Родители были ввергнуты мной в смятение, в настоящую панику! Но негромко и холодно, почти лениво прозвучал вопрос к ним одного из гостей:
— Где она у вас это слышала?
Я смутилась. Во мне с глупостью уживалась всё же некоторая сообразительность, и я превосходно уловила это вот самое «у вас». Я его даже отдельно про себя отметила. И показалась я себе тут настоящей злодейкой — хуже, чем предательницей своих родителей! Предают ведь то, что есть. Предают скрываемое, но все же имеющееся в наличии. Тогда как я, получается, попросту оклеветала и отца и мать! Я возвела на них ни за что ни про что совершенно удивительную напраслину! Да, случалось, что при мне они спорили. Иногда даже очень сильно! Но кому, как не мне, лучше всех было знать, что подобных слов — даже в крайней горячности — они не употребляли никогда! А теперь гости подумают, что я слышала это — от них! Теперь всё время так будет считаться! Я была не на шутку огорчена, сконфужена, пристыжена. Вот так случай! И до меня вдруг дошло, что не всё из ряда вон выходящее обязательно уже тем самым интересно, смешно, забавно, остроумно и весело.
— Чтобы это было в первый и в последний раз! — твёрдо сказал отец.
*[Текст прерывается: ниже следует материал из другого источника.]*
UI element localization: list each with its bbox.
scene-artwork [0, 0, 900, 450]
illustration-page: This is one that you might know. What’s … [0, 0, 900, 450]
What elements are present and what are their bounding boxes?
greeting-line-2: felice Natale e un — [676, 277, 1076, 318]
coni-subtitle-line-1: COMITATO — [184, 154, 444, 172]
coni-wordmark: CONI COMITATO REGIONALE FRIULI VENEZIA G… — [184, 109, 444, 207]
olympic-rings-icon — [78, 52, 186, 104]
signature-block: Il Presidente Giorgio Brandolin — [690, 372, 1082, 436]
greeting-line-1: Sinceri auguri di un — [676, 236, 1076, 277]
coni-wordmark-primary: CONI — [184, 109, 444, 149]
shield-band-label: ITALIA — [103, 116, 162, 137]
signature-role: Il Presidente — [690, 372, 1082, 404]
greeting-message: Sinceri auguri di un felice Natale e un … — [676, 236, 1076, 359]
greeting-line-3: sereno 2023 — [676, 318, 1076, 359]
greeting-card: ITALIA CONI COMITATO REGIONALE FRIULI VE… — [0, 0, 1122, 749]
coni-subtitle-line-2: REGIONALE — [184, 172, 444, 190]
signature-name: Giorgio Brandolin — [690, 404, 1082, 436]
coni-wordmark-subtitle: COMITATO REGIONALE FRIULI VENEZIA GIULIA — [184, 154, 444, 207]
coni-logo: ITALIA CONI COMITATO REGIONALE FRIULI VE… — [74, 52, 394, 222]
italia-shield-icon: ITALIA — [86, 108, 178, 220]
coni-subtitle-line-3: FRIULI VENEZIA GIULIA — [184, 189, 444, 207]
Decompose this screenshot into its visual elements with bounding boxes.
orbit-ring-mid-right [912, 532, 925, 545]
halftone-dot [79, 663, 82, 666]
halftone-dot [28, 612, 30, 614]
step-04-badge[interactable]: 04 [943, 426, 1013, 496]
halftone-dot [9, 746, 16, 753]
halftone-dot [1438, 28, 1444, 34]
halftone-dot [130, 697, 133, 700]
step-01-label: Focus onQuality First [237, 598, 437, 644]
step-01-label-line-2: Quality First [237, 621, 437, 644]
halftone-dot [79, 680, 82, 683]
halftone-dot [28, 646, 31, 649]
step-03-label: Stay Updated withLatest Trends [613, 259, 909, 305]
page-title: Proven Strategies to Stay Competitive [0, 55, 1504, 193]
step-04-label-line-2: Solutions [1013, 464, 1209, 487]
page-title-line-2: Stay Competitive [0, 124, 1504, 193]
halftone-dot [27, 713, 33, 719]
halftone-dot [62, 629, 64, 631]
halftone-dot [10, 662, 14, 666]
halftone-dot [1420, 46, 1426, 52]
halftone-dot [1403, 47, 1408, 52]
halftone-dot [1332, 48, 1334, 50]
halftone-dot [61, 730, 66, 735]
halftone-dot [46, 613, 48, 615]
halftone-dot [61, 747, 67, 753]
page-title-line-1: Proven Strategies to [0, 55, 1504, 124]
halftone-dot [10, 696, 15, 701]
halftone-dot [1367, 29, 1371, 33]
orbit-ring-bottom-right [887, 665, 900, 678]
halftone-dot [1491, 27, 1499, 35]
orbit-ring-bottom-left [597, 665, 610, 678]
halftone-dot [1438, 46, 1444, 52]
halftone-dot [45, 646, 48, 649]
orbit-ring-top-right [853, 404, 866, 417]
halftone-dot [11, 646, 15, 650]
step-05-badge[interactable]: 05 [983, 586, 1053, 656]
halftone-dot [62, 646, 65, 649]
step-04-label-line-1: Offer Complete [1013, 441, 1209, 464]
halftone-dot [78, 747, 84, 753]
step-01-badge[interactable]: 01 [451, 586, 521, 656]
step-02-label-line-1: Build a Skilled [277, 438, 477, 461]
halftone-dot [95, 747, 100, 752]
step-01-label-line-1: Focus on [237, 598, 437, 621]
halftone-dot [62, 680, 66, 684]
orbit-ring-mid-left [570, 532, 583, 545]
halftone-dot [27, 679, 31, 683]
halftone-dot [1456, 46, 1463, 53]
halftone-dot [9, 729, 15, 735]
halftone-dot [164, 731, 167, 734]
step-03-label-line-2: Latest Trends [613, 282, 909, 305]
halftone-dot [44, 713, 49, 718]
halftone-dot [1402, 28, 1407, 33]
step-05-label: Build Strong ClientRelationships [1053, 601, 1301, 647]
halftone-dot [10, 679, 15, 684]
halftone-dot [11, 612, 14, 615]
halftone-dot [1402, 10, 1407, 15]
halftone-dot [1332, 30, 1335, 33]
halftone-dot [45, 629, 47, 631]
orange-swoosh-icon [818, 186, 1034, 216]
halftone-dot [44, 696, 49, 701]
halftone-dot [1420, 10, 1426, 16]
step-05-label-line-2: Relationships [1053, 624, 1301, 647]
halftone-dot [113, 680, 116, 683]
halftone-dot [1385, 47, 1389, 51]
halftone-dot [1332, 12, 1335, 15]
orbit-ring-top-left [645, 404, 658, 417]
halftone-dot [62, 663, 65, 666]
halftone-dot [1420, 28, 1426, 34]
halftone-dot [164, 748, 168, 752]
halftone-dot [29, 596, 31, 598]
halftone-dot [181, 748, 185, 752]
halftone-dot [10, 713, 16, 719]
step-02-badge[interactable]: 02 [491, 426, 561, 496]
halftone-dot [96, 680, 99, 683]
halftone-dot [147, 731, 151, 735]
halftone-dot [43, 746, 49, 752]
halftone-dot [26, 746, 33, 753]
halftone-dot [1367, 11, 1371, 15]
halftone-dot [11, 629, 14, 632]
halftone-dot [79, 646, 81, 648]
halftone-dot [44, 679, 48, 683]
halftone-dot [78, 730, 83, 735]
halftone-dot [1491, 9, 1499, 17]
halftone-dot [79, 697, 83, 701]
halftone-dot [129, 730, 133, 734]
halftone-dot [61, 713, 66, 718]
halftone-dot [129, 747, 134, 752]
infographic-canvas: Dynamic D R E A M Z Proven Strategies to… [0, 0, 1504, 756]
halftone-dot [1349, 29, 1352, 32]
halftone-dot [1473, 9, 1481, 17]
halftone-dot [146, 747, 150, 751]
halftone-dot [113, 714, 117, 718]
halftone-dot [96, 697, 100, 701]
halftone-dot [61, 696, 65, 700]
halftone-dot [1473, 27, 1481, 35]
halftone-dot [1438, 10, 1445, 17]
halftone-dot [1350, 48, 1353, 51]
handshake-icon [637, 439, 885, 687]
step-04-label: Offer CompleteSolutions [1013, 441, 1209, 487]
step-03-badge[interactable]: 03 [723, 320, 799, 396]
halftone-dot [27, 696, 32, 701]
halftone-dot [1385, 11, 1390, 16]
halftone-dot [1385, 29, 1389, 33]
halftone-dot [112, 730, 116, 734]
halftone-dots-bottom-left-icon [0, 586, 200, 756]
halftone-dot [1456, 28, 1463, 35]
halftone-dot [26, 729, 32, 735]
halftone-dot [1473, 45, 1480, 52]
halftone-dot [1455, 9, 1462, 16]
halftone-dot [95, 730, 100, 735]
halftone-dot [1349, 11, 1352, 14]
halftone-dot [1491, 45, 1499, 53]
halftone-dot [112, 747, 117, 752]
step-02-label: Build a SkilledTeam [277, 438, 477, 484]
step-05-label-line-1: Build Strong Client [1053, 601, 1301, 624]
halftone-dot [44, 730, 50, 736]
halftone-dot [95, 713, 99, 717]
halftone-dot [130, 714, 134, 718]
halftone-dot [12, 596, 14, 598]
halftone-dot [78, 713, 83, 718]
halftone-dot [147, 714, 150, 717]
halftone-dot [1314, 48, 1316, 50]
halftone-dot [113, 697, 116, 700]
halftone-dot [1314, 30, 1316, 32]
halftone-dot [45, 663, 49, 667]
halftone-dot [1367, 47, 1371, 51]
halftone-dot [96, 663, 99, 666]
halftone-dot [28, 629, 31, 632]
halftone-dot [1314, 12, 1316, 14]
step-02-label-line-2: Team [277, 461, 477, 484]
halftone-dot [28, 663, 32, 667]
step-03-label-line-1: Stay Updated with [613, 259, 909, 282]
У него, когда он был расстроен, после чеканнейшей речи обычно оставался на языке как бы ещё такой постепенно опадающий и не очень ясный уже речевой осадок. Вроде не вдруг замирающей за горизонтом грозы и в виде одного или нескольких «понимаешь ты» или — «вот те здравствуйте, я говорю… пожалуйста!». Теперь, после своей графически-чёткой мне укоризны он, заблудившись вдруг меж гостями, ходя вперёд и назад и треща пальцами растерянно соединённых рук, всё бормотал: «Воттт ведь понимаешь ли!..» («Вот» — всё ещё громко, а дальнейшие слова — тише, тише, тише, и потом уже без «вот»)… Мама, по-видимому, пыталась как-то объяснить гостям случившееся. Я — совсем поникла и приуныла. И как было не сникнуть? Получалось, что маленькая девочка из интеллигентной семьи выругалась, как сапожник!
Но я смело утверждаю, что это было в моей жизни действительно в первый и в последний раз.
А как же с облагораживающим влиянием той фабрики-кухни, где повара — по совместительству — работали ещё и силуэтами? (За что им полагалось бы, конечно, двойное жалованье — одно светообъёмное, другое — теневое!) Спрашиваю себя и уже не могу поклясться, что замечательный тот поварской танец в окне я видела до, а не после рассказанной здесь хулиганской истории. Но даже если и после, то что с того? Даже и встреча с божеством лишь ненадолго делает человека лучше, — будь он взрослый или дитя. Всяк человек хоть немножечко — да факир, потому что умеет быть плохим и хорошим почти одновременно. «В башке ведь всё перепутано!» — как заметил мне один редактор, отвергая мою распланировку книги, по его мнению, слишком стройную. Я, правда, не совсем согласна, что путаницу в собственной «башке» мы вправе механически переносить в голову читателя. Стремиться-то надо всё-таки к Идеалу! Не надо куражиться над ним только за одно то, что он недостижим! Тем более что это ведь не его вина, а, наверно, всё-таки наша? Но — так как речь тут зашла не столько о желательном, сколько о существующем, то, возвращаясь к сюжетам детства, скажу: мечтать о чудесном я могла само собой, а капризничать, осуществлять деспотизм и хулиганить — само собой.